Table 27 - Error Result of 200 Single-Timestep Simulation Runs (P=8, K=64)
 FFT (SFXP) BSP (SFXP) Avg. Energy Rel. Err Max. Energy Rel. Err Avg. Force RMS Rel. Err Max. Force RMS Rel. Err Rel. Error < 1e-5 {14.26} {1.21} 7.55E-07 2.12E-06 3.67E-05 4.76E-04 FALSE {14.26} {1.24} 6.87E-07 1.45E-06 4.01E-06 3.92E-05 FALSE {14.26} {1.27} 6.11E-07 1.17E-06 3.35E-06 2.08E-05 FALSE {14.26} {1.30} 6.01E-07 1.03E-06 2.06E-06 1.12E-05 FALSE {14.30} {1.21} 7.16E-07 1.78E-06 5.29E-06 8.27E-04 FALSE {14.30} {1.24} 5.81E-07 1.00E-06 3.98E-06 3.89E-05 FALSE {14.30} {1.27} 5.99E-07 1.28E-06 1.98E-06 9.80E-06 TRUE {14.30} {1.30} 5.70E-07 1.01E-06 1.70E-06 7.80E-06 TRUE

### 7.2.1.Effect of the B-Spline Calculation Precision

This section shows the effect of the B-Spline coefficient and derivative calculation precision on the magnitude of the reciprocal energy and forces error. Three precision analysis plots with a constant FFT calculation precision of {14.30} are shown in Figure 61 to Figure 63. These graphs are plotted with the simulation data shown in Tables 25 and 26 and the BSP_FRAC in these plots represents the number of fractional bits used in the B-Spline calculation. In these plots, the effect of increasing B-Spline calculation precision on the magnitude of the relative error is shown. Figure 61 shows the effect on the relative error of the energy, Figure 62 shows the effect on the maximum absolute error of the forces, and Figure 63 shows the effect on the RMS relative error of the forces.
As seen from the plots, an increase in the B-Spline calculation precision leads to an increase in the relative accuracy of the energy and forces calculation. However, the increase is saturated at a minimum relative error of ~1x10-6. This accuracy limitation can be caused by the input variables precision and also by the FFT calculation precision. Also observed from the plots is that a higher interpolation order and a larger grid size can lead to a higher relative error in both energy and forces. This is because the higher interpolation order and the larger grid size would mean more calculations are carried out and thus, the accumulated error will increase.

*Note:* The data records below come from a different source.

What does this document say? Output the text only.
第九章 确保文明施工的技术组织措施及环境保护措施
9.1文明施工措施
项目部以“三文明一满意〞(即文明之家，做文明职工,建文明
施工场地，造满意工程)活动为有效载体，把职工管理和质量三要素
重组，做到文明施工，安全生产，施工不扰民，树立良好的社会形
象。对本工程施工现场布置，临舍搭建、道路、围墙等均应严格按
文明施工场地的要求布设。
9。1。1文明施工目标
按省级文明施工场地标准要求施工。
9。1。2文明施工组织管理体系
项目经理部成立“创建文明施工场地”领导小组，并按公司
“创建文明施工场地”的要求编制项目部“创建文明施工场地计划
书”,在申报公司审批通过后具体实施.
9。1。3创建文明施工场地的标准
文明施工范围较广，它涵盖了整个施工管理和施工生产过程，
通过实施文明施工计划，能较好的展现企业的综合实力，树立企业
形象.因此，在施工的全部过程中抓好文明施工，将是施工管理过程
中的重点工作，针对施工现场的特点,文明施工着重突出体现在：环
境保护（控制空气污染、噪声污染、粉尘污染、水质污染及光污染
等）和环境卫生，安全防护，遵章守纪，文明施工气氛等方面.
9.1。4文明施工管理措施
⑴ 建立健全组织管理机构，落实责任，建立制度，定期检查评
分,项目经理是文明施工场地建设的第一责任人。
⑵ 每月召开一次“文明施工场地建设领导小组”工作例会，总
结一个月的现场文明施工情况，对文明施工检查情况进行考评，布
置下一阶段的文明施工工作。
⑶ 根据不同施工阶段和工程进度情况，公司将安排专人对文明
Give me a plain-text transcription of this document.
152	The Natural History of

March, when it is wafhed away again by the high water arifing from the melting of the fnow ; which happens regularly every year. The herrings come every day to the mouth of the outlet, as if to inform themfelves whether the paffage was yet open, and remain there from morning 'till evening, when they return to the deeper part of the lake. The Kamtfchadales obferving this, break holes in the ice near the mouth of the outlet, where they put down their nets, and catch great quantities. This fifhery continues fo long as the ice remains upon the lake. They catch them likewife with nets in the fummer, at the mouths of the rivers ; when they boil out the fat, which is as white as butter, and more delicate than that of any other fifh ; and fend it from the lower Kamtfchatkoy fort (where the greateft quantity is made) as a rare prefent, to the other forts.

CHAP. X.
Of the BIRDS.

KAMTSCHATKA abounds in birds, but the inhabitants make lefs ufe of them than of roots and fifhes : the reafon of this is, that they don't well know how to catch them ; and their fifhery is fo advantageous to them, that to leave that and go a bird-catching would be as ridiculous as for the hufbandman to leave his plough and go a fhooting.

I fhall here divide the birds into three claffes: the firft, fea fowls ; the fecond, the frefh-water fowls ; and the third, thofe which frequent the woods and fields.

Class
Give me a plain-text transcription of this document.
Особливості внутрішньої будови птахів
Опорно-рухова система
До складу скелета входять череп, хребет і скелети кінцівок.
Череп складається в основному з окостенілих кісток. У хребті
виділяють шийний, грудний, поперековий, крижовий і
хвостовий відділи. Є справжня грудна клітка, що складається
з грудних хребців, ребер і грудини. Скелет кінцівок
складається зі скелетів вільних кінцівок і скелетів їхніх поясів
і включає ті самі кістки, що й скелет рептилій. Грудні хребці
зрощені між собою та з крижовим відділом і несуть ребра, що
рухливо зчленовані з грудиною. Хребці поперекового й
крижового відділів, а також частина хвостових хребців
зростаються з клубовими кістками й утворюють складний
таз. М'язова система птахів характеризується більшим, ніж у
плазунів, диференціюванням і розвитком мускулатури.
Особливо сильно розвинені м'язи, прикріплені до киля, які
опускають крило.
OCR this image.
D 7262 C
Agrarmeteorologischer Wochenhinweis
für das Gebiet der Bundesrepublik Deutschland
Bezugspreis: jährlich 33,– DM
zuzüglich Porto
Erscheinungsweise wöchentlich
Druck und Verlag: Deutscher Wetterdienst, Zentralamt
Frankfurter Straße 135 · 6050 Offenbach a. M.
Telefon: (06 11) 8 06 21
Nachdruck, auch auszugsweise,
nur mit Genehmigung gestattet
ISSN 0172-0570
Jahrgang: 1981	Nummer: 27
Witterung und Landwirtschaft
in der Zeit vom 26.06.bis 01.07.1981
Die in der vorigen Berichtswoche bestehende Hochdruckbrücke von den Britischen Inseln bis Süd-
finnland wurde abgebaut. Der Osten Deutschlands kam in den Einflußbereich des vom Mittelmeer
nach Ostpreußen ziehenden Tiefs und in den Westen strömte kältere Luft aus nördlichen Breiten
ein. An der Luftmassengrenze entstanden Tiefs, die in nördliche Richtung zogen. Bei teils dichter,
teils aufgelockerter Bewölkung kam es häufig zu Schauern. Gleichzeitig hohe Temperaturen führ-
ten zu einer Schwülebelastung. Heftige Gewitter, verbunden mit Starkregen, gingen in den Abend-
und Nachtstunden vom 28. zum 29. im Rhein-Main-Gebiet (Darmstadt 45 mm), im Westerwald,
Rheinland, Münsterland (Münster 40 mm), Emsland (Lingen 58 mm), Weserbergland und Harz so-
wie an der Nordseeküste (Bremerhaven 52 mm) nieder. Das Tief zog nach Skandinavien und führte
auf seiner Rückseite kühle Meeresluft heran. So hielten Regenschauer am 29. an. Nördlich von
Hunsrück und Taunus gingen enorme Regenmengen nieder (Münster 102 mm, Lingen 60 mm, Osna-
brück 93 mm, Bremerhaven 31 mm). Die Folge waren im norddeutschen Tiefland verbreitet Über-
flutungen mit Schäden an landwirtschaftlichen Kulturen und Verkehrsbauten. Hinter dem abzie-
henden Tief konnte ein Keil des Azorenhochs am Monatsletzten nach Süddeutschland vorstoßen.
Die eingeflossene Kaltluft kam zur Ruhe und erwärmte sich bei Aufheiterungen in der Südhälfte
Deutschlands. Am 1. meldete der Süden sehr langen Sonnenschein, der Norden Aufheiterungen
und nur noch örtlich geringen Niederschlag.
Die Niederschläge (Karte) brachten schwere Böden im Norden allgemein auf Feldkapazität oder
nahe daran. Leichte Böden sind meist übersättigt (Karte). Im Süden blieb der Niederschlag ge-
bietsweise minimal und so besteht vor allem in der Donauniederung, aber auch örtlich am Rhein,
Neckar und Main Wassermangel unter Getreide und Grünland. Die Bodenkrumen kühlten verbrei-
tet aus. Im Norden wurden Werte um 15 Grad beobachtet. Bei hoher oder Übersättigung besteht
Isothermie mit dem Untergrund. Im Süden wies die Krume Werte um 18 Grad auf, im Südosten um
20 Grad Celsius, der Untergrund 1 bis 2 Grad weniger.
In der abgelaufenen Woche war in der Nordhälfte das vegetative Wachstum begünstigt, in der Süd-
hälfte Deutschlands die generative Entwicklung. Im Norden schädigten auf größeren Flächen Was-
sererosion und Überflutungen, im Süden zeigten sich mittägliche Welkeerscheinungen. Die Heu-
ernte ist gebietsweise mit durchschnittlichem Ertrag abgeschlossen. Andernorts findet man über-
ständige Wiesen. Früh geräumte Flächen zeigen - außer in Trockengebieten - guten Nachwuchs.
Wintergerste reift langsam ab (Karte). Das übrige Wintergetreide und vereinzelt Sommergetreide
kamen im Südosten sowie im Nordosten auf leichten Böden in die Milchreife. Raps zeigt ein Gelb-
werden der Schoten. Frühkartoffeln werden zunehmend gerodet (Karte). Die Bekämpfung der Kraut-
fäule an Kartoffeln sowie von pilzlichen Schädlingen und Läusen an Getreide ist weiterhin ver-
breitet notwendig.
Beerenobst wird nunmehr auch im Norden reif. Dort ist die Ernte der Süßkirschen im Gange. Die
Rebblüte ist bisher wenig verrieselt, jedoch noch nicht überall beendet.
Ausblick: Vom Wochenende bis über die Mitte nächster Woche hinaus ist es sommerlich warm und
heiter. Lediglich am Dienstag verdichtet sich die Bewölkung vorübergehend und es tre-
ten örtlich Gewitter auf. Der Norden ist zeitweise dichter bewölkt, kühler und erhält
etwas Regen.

Figure 61 - Effect of the B-Spline Precision on Energy Relative Error

Figure 62 - Effect of the B-Spline Precision on Force ABS Error

Figure 63 - Effect of the B-Spline Precision on Force RMS Relative Error

### 7.2.2.Effect of the FFT Calculation Precision

Similar to Section 5.2.1, this section shows the effect of the FFT calculation precision on the magnitude of the reciprocal energy and forces error. Three precision analysis plots with a constant B-Spline calculation precision of {1.27} are shown in Figure 64 to Figure 66. These graphs are plotted with the simulation data shown in Tables 25 and 26 and the FFT_FRAC in these plots represents the number of fractional bits used in the FFT calculation. In these plots, the effect of increasing FFT calculation precision on the magnitude of the relative error is shown. Figure 64 shows the effect on the relative error of the energy, Figure 65 shows the effect on the maximum absolute error of the forces, and Figure 66 shows the effect on the RMS relative error of the forces.
As seen from the plots, increasing the FFT calculation precision decreases the relative error of the energy and forces calculation down to a minimum relative error of ~1x10-6. This accuracy limitation can be caused by the input variable precision.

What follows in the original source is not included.